Commercial bank borrowing from the central bank has grown by 3% after deposits dipped 1% in April, compared to March, as the cash-strapped government continued to acquire large amounts of debt from domestic banks.
Citing State Bank of Pakistan’s (SBP) data, JS Global research house reported that bank borrowing from the central bank rose by 3%, or Rs317 billion, to Rs9.65 trillion in April compared to a month earlier. At the same time, deposits at commercial banks dropped 1% month-on-month, or Rs133 billion, to Rs23.43 trillion in April 2023.
Domestic bank borrowing from the SBP has been on the rise since the International Monetary Fund (IMF) barred the government from taking loans directly from the central bank in mid-2019 and asked it to borrow from commercial banks for bridging its budget deficit.
Since then commercial banks have been acquiring loans from the central bank and meeting the government’s financing requirement. The central bank provides funds at lower rates compared to the returns at which banks lend money to the government. There is usually a 1-3% difference between the two rates.
Therefore, the borrowing does not negatively impact banks instead it positively contributes to their rising incomes.
The central bank injects funds into commercial banks through open market operations (OMOs) while banks extend financing to the government by buying its sovereign debt securities including treasury bills (T-bills) and Pakistan Investment Bonds (PIBs).
On a year-on-year basis, commercial bank borrowing from the SBP spiked 49% to Rs9.65 trillion in April compared to the same month of last year, according to the central bank data.
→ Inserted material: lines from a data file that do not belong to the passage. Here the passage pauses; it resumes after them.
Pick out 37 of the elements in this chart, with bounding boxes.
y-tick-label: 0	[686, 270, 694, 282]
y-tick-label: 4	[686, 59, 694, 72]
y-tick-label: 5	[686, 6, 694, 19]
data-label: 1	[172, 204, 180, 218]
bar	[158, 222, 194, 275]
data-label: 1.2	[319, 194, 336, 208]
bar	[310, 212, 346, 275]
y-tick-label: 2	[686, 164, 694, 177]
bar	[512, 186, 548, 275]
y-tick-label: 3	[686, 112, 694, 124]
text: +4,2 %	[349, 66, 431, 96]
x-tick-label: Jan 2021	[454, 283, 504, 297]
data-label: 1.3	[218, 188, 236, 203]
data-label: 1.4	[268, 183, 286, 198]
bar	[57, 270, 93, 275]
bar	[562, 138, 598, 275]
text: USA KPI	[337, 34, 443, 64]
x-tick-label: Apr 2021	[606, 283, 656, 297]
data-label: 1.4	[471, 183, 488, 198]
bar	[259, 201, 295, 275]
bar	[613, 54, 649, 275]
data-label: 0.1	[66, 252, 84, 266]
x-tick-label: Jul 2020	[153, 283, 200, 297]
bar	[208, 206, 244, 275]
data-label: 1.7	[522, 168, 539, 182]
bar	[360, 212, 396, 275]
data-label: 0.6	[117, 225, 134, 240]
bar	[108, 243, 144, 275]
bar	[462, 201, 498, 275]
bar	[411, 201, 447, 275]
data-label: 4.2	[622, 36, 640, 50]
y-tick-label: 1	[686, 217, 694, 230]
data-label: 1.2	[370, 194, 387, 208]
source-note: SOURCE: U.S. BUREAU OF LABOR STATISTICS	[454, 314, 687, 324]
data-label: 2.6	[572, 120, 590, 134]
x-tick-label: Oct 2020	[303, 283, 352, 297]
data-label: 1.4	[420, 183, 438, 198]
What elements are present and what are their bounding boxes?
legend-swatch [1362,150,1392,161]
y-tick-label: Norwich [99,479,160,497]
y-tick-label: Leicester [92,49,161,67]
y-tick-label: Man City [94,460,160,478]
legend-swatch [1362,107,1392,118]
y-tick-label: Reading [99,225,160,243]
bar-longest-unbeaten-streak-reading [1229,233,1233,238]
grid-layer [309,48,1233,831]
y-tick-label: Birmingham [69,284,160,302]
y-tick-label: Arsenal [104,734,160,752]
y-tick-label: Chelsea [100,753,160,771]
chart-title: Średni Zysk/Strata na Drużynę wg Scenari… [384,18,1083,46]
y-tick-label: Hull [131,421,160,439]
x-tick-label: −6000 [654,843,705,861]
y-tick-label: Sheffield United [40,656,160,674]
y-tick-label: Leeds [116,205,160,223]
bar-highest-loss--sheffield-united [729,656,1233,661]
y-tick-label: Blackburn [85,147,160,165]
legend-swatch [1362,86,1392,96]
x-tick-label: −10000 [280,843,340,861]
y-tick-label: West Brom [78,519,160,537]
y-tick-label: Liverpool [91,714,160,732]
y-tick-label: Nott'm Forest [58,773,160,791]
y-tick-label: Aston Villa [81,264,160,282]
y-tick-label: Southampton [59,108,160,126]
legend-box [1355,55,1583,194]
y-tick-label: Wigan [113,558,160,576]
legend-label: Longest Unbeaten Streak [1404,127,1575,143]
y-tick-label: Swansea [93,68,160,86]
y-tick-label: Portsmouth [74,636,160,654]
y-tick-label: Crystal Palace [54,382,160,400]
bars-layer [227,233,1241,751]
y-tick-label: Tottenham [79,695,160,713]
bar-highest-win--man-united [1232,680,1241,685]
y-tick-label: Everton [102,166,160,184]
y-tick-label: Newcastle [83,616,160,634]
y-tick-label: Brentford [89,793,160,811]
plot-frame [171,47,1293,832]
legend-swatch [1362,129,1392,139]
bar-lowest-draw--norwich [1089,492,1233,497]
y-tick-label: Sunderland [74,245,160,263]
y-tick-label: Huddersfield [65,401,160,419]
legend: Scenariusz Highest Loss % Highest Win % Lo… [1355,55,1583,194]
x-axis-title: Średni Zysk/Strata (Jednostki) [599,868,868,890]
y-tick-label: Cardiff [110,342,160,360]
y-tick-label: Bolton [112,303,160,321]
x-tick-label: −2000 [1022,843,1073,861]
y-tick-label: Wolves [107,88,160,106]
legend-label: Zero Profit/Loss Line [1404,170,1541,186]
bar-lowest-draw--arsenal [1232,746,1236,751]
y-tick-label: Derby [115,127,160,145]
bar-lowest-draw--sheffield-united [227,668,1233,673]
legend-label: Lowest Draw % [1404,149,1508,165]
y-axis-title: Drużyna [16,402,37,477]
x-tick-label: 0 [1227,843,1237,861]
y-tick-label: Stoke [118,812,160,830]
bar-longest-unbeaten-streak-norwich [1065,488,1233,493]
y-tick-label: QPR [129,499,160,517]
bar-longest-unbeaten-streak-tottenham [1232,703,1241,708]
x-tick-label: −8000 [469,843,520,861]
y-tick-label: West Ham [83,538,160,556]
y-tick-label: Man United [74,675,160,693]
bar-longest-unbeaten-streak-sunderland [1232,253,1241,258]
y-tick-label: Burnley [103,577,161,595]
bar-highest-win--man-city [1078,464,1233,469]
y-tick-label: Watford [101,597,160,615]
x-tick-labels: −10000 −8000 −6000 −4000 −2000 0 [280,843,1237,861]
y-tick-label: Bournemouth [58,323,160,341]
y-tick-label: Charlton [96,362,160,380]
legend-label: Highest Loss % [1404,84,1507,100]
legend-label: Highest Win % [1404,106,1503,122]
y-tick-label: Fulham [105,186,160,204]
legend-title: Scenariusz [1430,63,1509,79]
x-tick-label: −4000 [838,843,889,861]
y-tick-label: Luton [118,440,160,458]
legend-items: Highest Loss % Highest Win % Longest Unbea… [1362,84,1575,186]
On the other hand, the month-on-month dip in bank deposits can be linked with a six-decade high inflation of 36.4% in April. Owing to the soaring inflation, spending by the government, private sector and households spiked while their monthly incomes remained stagnant. Meanwhile, the government’s revenue receipts remained lower than its expenditures. It comes as a large number of factories have been shut completely or partially while around five million people have lost their job in recent months.
A majority of them must be meeting their expenses through spending the savings parked in banks. Talking to The Express Tribune, Topline Securities Director Research Yousuf M Farooq said the bigger issue behind bank financing numbers “is that the government has crowded out the private sector.”
He said that rulers were making hefty borrowing from commercial banks amid lower-than-required tax revenue collection. It was leaving a very little room for extending credit to the private sector, which “is not a good sign and is hurting the economy at large”.
“Availability of financing for the private sector will definitely generate economic activities and create job opportunities,” he remarked.
Farooq noted that government debt had piled up with domestic debt doubling in the past five years to Rs38 trillion as on December 31, 2022.
Consequently, mark-up payment for the mounting public debt has jumped up and most of the government borrowing is being utilised on this account.
KASB Securities Head of Research Yousuf Rahman said the other day “banks were pulling financing out of the economy and giving it to the government.”
The government, on the other hand, was mostly utilising the funds for non-productive purposes including mark-up payment, he pointed out. Data suggested that government borrowing from commercial banks increased by 29% to Rs19.69 trillion in April compared to the same month of last year.
However, bank financing for the private sector rose just 14% year-on-year to Rs12.11 trillion in April. At the same time, bank deposits expanded by 17% to Rs23.43 trillion. Similarly, bank investment (lending to the government) to deposit ratio (IDR) jumped 8.2 percentage points to 84% in April. Contrary to that, banks’ advance (lending to the private sector) to deposit ratio (ADR) dropped 1.4 percentage points to 52% in the month under review.
Published in The Express Tribune, May 14th, 2023.